The report said: “We maintain our view that the ruling party’s Bola Ahmed Tinubu is the candidate most likely to win the presidential election as a split opposition vote will favour the APC.
“Protests and social discontent are likely to ramp up in the aftermath of a Tinubu win since this would end the recent trend of the presidency alternating between Muslims and Christians.
“Since Nigeria’s return to democracy in 1999, there has been an informal agreement that resulted in the presidency alternating between northern and southern states, as well as between Christians and Muslims.
“A win for Tinubu would break with this unwritten tradition and likely fuel sentiment of perceived marginalisation among Christians.”
In the report, the company said Tinubu would defeat the LP presidential candidate, Peter Obi, despite some polls predicting his emergence as the next president.
Citing a 2020 World Bank report, the firm said only 36 percent of Nigerians use the internet where there is huge traction to Obi.
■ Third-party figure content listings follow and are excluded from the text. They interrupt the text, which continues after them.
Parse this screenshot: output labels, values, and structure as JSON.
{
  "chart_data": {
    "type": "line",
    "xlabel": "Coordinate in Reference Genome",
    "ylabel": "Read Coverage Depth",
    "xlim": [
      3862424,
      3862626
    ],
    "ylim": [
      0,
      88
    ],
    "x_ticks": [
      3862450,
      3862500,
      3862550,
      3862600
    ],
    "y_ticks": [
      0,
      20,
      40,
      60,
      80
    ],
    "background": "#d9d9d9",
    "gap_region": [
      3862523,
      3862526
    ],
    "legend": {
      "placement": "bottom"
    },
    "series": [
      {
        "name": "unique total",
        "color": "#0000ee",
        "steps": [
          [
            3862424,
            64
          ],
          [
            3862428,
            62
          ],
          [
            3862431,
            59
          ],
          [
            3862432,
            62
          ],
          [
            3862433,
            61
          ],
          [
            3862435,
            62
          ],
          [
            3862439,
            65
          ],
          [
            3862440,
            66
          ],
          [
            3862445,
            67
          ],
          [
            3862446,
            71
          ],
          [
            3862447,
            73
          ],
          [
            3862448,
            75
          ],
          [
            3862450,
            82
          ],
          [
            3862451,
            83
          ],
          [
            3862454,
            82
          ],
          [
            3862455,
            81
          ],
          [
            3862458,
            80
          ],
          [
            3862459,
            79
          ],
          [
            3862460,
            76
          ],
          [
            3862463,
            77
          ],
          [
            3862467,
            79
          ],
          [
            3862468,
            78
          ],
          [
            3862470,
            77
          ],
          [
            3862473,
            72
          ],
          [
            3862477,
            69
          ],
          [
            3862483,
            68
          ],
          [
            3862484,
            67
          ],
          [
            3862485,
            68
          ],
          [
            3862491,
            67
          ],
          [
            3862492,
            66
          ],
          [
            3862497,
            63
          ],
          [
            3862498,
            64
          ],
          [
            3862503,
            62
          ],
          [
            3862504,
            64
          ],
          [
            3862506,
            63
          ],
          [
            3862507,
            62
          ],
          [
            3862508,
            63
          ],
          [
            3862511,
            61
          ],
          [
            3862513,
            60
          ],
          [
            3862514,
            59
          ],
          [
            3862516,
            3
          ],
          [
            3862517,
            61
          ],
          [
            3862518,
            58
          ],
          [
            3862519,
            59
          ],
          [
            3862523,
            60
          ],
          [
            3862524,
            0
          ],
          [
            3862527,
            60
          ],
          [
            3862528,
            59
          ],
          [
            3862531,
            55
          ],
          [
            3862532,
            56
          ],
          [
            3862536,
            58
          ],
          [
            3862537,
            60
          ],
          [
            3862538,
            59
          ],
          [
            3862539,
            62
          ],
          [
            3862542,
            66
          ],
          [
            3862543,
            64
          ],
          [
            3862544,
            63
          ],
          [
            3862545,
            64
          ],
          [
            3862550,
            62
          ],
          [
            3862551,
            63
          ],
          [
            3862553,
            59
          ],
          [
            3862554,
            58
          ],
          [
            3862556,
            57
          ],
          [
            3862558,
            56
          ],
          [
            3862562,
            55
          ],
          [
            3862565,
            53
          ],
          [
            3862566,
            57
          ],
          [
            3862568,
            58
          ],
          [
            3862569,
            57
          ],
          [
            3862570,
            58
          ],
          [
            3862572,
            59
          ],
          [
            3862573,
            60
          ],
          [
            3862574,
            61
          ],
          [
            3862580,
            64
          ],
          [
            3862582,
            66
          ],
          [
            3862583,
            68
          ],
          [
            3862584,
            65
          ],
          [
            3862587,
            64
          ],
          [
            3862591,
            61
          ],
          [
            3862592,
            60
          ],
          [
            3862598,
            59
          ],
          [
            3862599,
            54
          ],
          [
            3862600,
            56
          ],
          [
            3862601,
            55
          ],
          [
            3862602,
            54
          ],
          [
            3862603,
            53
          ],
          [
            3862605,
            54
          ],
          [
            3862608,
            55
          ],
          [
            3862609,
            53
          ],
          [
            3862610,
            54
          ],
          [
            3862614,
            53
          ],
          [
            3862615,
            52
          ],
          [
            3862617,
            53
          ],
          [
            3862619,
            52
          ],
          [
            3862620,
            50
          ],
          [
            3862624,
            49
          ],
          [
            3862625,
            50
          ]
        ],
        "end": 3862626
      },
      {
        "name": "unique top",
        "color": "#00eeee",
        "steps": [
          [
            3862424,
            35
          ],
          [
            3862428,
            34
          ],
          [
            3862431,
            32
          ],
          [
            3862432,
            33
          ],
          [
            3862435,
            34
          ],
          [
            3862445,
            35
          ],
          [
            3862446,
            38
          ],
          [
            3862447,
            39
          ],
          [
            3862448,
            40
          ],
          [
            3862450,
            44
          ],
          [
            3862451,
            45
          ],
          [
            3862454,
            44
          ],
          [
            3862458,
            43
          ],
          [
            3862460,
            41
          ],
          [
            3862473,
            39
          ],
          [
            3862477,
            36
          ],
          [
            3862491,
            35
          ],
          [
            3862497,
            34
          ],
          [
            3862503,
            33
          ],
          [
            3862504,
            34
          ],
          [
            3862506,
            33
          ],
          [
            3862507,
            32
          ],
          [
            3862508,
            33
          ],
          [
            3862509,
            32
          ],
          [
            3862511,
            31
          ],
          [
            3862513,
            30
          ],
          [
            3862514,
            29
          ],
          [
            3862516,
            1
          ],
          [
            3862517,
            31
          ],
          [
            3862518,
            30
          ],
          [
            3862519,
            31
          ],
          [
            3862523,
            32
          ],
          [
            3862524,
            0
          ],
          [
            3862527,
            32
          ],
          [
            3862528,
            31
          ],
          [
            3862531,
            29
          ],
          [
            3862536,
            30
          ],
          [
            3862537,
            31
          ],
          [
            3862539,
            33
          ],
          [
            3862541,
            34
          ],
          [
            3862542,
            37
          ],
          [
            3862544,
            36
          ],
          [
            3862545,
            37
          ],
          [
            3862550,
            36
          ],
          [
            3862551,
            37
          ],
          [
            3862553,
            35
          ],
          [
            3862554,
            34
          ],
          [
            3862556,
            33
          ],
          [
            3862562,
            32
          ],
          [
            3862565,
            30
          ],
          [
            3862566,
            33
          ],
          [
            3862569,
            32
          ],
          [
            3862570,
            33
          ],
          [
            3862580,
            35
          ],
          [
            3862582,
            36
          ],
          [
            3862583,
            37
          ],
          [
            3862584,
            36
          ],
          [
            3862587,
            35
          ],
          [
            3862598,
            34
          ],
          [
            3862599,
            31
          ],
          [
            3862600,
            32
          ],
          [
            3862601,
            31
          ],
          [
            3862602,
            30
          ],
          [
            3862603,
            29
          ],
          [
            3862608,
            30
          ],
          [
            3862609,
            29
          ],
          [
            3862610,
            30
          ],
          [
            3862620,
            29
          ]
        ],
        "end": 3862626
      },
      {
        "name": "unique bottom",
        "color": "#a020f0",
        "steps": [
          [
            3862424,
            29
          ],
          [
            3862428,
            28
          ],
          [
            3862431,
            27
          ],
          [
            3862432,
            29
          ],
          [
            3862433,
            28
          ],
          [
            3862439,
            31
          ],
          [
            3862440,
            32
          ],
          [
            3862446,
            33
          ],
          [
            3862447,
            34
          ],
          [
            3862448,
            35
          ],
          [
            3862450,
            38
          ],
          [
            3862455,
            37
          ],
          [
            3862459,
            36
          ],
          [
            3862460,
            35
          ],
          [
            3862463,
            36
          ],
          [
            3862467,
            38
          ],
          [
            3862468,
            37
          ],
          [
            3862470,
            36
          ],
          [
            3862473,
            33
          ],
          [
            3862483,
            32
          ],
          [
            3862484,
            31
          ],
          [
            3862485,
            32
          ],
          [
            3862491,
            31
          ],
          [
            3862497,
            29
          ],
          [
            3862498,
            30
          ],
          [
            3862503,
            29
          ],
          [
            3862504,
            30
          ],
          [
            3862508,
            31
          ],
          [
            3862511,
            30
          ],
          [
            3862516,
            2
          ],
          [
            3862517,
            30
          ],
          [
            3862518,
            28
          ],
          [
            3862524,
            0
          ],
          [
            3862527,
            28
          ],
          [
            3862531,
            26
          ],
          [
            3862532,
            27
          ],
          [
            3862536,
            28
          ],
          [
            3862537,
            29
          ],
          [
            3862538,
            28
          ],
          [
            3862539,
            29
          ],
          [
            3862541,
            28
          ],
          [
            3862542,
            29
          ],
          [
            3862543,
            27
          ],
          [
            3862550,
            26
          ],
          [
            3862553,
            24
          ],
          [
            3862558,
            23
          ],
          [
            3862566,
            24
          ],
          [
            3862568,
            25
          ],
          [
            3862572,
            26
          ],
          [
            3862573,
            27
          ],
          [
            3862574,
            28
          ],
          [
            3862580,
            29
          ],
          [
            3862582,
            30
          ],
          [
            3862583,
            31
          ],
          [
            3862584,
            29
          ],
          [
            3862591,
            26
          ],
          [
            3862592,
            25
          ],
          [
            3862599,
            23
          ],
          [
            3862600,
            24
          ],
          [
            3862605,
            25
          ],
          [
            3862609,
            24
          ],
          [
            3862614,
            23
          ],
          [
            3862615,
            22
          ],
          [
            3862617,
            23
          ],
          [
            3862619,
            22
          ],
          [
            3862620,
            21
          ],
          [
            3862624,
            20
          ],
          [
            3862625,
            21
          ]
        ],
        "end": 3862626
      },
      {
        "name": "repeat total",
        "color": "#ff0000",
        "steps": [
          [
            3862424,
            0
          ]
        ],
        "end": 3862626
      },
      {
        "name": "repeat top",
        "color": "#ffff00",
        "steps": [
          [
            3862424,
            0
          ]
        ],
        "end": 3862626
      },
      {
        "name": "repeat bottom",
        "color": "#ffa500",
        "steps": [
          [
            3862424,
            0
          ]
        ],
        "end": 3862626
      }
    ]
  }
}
The report said: “Surveys showing that Obi is ahead of his opponents, Bola Tinubu (APC) and Atiku Abubakar (PDP), were mostly based on responses gathered online.
“Since only 36.0% of Nigerians use the Internet (World Bank, 2020), we believe that these results are skewed towards urban, affluent voters who are most likely to support Obi. We also highlight that these polls suggest that a large share of voters remain undecided.”